Some of us may be inflexible and resistant of change because of the fear of the unknown. We’re comprised of people who are dedicated and loyal to our own mission. With this determination and loyalty, we can get stuck working only on our specific issues, turning collaboration into transactions. We are careful not to fully step into interdependence because we only want to promote what directly impacts ourselves. People in this place get caught up and struggle to see the whole system, its patterns, and interrelationships. A movement’s strength comes directly from its design of interlaced connectors. Breaking one connection puts others at risk. If we do not see how we are already connected, we risk weakening the movement. Much like the geese helping one that falls from the formation, we must also, at times, pull back to work with others so that our own formation can stay strong. As the contradictions may make us want to leave some out, we must find ways to consistently and  relentlessly engage and include everyone.

The challenge for those in this space is that they will encounter difficult and powerful emotions. And yet, we all contain within ourselves the potential for each emotional state. We have the power to decide on our emotions. The work of interdependence will be challenging, for it will surely pull a spectrum of emotions as polarities within ourselves and others are teased out. Therefore, our first challenge of balance and moderation will be key in helping with this second challenge. Emotions will run high in this work, if for no other reason than our passion. We have a choice as to whether we succumb to them or parse them out for what they may be trying to tell us.

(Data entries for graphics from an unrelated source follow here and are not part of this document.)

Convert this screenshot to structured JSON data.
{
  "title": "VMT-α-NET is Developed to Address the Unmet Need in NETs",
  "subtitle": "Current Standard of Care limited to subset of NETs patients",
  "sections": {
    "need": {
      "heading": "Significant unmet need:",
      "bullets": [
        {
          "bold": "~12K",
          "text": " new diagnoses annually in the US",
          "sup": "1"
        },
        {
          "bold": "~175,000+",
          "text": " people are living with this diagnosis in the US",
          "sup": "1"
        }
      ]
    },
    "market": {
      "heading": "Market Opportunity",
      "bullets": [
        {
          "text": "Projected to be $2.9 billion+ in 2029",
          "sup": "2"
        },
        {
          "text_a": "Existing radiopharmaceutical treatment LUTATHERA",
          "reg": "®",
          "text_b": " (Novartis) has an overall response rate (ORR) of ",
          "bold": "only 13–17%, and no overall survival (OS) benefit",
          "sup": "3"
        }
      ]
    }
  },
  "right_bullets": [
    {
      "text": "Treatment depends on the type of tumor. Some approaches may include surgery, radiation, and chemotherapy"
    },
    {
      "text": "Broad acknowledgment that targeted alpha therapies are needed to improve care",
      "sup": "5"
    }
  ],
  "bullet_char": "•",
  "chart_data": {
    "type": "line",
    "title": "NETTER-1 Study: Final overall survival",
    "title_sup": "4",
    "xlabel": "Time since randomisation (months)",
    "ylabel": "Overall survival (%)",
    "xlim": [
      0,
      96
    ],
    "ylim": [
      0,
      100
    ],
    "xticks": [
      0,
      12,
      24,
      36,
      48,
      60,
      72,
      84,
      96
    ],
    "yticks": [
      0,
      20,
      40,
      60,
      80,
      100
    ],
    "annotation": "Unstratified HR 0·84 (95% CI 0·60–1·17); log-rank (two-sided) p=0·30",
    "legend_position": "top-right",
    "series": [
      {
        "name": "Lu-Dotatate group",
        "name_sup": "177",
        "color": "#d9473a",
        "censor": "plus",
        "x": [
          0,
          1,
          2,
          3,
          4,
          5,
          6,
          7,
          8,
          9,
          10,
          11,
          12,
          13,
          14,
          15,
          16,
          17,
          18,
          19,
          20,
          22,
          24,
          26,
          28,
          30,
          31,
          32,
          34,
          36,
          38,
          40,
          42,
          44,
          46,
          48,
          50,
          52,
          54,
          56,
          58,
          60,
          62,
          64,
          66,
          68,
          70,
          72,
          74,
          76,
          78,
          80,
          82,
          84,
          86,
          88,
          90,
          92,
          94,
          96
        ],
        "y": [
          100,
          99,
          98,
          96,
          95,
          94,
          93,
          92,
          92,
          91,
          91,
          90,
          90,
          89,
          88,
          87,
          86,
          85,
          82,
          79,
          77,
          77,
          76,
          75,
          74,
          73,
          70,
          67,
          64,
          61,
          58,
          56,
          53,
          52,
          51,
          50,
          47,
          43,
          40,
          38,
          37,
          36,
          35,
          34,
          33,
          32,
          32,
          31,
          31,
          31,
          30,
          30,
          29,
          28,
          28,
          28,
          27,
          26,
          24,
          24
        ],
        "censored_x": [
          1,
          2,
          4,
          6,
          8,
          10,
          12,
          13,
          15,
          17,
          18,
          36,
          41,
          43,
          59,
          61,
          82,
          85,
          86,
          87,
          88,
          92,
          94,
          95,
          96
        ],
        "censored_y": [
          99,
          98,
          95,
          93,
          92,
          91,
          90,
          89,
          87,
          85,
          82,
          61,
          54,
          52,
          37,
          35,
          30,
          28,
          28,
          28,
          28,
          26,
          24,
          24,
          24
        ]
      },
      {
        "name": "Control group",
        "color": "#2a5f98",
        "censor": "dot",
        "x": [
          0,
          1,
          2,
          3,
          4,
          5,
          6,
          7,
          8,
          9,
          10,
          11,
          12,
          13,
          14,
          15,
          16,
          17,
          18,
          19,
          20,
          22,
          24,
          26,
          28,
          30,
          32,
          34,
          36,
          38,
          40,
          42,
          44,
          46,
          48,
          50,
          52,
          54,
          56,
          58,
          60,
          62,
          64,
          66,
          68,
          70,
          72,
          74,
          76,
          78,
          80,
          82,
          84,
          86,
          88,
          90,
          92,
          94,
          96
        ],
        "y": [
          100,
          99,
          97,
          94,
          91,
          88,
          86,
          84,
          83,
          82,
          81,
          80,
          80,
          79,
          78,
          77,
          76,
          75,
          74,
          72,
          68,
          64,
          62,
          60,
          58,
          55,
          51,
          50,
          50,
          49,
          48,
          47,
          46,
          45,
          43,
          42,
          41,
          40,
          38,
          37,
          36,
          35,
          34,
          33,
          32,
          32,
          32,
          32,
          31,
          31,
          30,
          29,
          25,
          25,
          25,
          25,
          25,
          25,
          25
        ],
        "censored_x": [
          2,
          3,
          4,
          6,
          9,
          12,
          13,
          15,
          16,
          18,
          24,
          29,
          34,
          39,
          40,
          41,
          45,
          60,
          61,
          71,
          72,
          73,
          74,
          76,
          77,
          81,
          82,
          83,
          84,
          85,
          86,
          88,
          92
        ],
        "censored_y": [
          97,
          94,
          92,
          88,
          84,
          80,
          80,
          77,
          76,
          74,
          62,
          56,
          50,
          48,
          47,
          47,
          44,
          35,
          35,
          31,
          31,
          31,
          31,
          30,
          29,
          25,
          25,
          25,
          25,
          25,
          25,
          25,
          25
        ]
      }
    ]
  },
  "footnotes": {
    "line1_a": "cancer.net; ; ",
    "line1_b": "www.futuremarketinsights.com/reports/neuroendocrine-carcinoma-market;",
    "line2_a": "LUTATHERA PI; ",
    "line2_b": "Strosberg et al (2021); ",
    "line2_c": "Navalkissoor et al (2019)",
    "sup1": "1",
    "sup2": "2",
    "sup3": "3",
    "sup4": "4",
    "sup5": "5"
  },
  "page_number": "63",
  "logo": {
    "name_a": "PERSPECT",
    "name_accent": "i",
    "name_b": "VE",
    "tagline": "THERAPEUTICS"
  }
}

Here, we must open our heart.

What is our uniting force amongst such challenges as we seek change? The answer lies in community, network, and sharing. It lies within allowing ourselves and others to be vulnerable. Our collective liberation is waiting for us to throw down the dominant narratives and realize our interdependence. What lies ahead will be wonderful and scary. To prepare, we must build community and rethink how we’re collaborating. Relying on each other is not a weakness; it’s our strength during a time that wants us to divide and remain divided. We help each other by realizing agape and bearing witness. We must value, strengthen, and broaden our relationships and communities. Wholeness is expressed through connection not isolation.